As expected, she sat in the desk behind the one Kate and I shared. The bright red pants she wore were hard to miss. I took a deep breath and tossed my bag on the desk before I swiveled the chair to face her.
“I finally figured out how to stop the witch,” I said.
Desiree’s thin brows bunched together. Today her eyes were grey and brown. The contrast was a little startling, but cool. “Which witch? Effie? I didn’t know she was a problem.”
“No, no. Not Effie.” I forgot I couldn’t be so literal. “Danielle.” Desiree perched in her chair, excitement building in her now hazel and charcoal eyes. “Honestly, I don’t know why I didn’t figure it out sooner. You know everything, being
desire
and all. You know how I can ruin her.”
I practically bounced in my seat with joy. For once the cards were turning in my favor. Soon I’d have my sister back and safe, and Danielle would be history. After all that, I could convince Wolf we, too, could be together.
Desiree sank backward, her features darkening. “I can’t do that, Norah. For one, it’s totally against school policy to use dark magic and two, all magic comes with a cost. The consequences could be detrimental.”
“It’s fine. I can handle the backlash.” I was strong, strong enough to deal with the consequences of my actions. Didn’t she know how important it was for me to take Danielle down before she destroyed me?
“Sorry, Norah, but I can’t. You should let the whole Danielle crap go, focus on something less disastrous. Revenge is a really nasty desire.”

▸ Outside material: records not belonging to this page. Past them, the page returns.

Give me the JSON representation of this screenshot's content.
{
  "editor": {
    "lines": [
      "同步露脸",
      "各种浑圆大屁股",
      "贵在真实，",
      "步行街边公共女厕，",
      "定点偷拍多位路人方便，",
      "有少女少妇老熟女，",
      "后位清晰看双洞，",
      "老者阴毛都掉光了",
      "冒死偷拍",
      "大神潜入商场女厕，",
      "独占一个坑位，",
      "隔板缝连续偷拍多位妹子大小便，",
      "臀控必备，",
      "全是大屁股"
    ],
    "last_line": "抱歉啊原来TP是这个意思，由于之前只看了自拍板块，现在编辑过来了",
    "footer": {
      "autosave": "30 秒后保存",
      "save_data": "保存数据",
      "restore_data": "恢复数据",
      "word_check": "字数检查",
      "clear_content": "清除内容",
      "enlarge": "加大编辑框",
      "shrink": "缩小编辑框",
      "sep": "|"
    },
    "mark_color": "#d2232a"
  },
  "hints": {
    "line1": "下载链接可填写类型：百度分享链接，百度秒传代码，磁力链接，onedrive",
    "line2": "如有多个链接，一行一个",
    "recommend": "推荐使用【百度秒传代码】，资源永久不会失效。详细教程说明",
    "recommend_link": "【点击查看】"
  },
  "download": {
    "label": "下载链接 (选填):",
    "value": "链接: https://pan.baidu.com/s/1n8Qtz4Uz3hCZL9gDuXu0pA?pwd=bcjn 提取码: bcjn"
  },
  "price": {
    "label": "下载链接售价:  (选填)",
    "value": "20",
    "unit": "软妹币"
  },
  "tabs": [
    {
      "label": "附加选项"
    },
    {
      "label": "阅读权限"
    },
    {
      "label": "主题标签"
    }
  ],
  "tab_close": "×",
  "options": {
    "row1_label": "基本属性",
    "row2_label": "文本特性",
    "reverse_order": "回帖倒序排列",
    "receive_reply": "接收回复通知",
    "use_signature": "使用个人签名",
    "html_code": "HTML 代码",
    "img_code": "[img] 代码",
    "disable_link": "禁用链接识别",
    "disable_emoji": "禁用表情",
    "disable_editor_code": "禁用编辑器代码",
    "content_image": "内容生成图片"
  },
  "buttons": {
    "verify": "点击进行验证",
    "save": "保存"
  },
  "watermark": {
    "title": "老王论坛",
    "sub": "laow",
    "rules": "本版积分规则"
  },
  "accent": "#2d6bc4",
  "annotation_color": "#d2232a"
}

My lips pressed together. Desiree didn’t get it. She lived in a world where nothing mattered. She wasn’t bound to a person; she didn’t feel the need to protect others. I had to protect my sister and find justice for Kate. I wasn’t safe until Danielle was destroyed, and if Desiree wouldn’t help me, I’d do it myself.
R
evenge is a dark emotion, darker than anything I’d ever felt before. It filled me with determination and desire, a desire which ate at my soul, desperate to be filled. And I would fill it. I would fill it like my life depended on it.

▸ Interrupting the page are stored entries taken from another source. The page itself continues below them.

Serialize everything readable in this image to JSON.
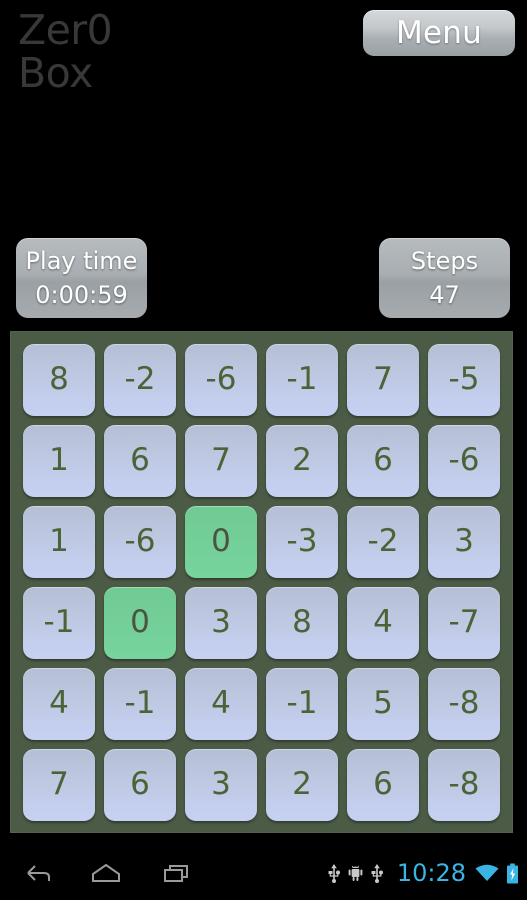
{
  "app": {
    "title_line1": "Zer0",
    "title_line2": "Box"
  },
  "header": {
    "menu_label": "Menu"
  },
  "stats": {
    "playtime_label": "Play time",
    "playtime_value": "0:00:59",
    "steps_label": "Steps",
    "steps_value": "47"
  },
  "board": {
    "rows": 6,
    "cols": 6,
    "cells": [
      [
        {
          "v": "8",
          "zero": false
        },
        {
          "v": "-2",
          "zero": false
        },
        {
          "v": "-6",
          "zero": false
        },
        {
          "v": "-1",
          "zero": false
        },
        {
          "v": "7",
          "zero": false
        },
        {
          "v": "-5",
          "zero": false
        }
      ],
      [
        {
          "v": "1",
          "zero": false
        },
        {
          "v": "6",
          "zero": false
        },
        {
          "v": "7",
          "zero": false
        },
        {
          "v": "2",
          "zero": false
        },
        {
          "v": "6",
          "zero": false
        },
        {
          "v": "-6",
          "zero": false
        }
      ],
      [
        {
          "v": "1",
          "zero": false
        },
        {
          "v": "-6",
          "zero": false
        },
        {
          "v": "0",
          "zero": true
        },
        {
          "v": "-3",
          "zero": false
        },
        {
          "v": "-2",
          "zero": false
        },
        {
          "v": "3",
          "zero": false
        }
      ],
      [
        {
          "v": "-1",
          "zero": false
        },
        {
          "v": "0",
          "zero": true
        },
        {
          "v": "3",
          "zero": false
        },
        {
          "v": "8",
          "zero": false
        },
        {
          "v": "4",
          "zero": false
        },
        {
          "v": "-7",
          "zero": false
        }
      ],
      [
        {
          "v": "4",
          "zero": false
        },
        {
          "v": "-1",
          "zero": false
        },
        {
          "v": "4",
          "zero": false
        },
        {
          "v": "-1",
          "zero": false
        },
        {
          "v": "5",
          "zero": false
        },
        {
          "v": "-8",
          "zero": false
        }
      ],
      [
        {
          "v": "7",
          "zero": false
        },
        {
          "v": "6",
          "zero": false
        },
        {
          "v": "3",
          "zero": false
        },
        {
          "v": "2",
          "zero": false
        },
        {
          "v": "6",
          "zero": false
        },
        {
          "v": "-8",
          "zero": false
        }
      ]
    ]
  },
  "navbar": {
    "back_icon": "back-arrow-icon",
    "home_icon": "home-icon",
    "recents_icon": "recents-icon",
    "status": {
      "usb_icon_1": "usb-icon",
      "android_debug_icon": "android-debug-icon",
      "usb_icon_2": "usb-icon",
      "clock": "10:28",
      "wifi_icon": "wifi-icon",
      "battery_icon": "battery-charging-icon"
    }
  },
  "colors": {
    "background": "#000000",
    "board_bg": "#4c5b45",
    "tile_bg": "#c0cae4",
    "tile_text": "#4c6338",
    "zero_tile_bg": "#73cf97",
    "panel_bg": "#a6abaf",
    "clock_accent": "#3ab4e3",
    "title_text": "#383838"
  }
}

Danielle wasn’t one to keep incriminating things lying in the open. The only way to find dirt was to dig. Luckily, Kate had an enchantment to unlock a locked door. At first, I wanted to leave her out of it and break into Danielle’s room alone, but she insisted. Denying Kate the pleasure of taking back her life wasn’t something I wanted to do. After all, Danielle ruined her already. She had nothing to lose.
The door creaked open, inviting us inside. Everything was as I remembered, except the new addition of April’s belongings, which were just as minimal as mine. The lights were dim and the curtains were shut, masking the room in darkness.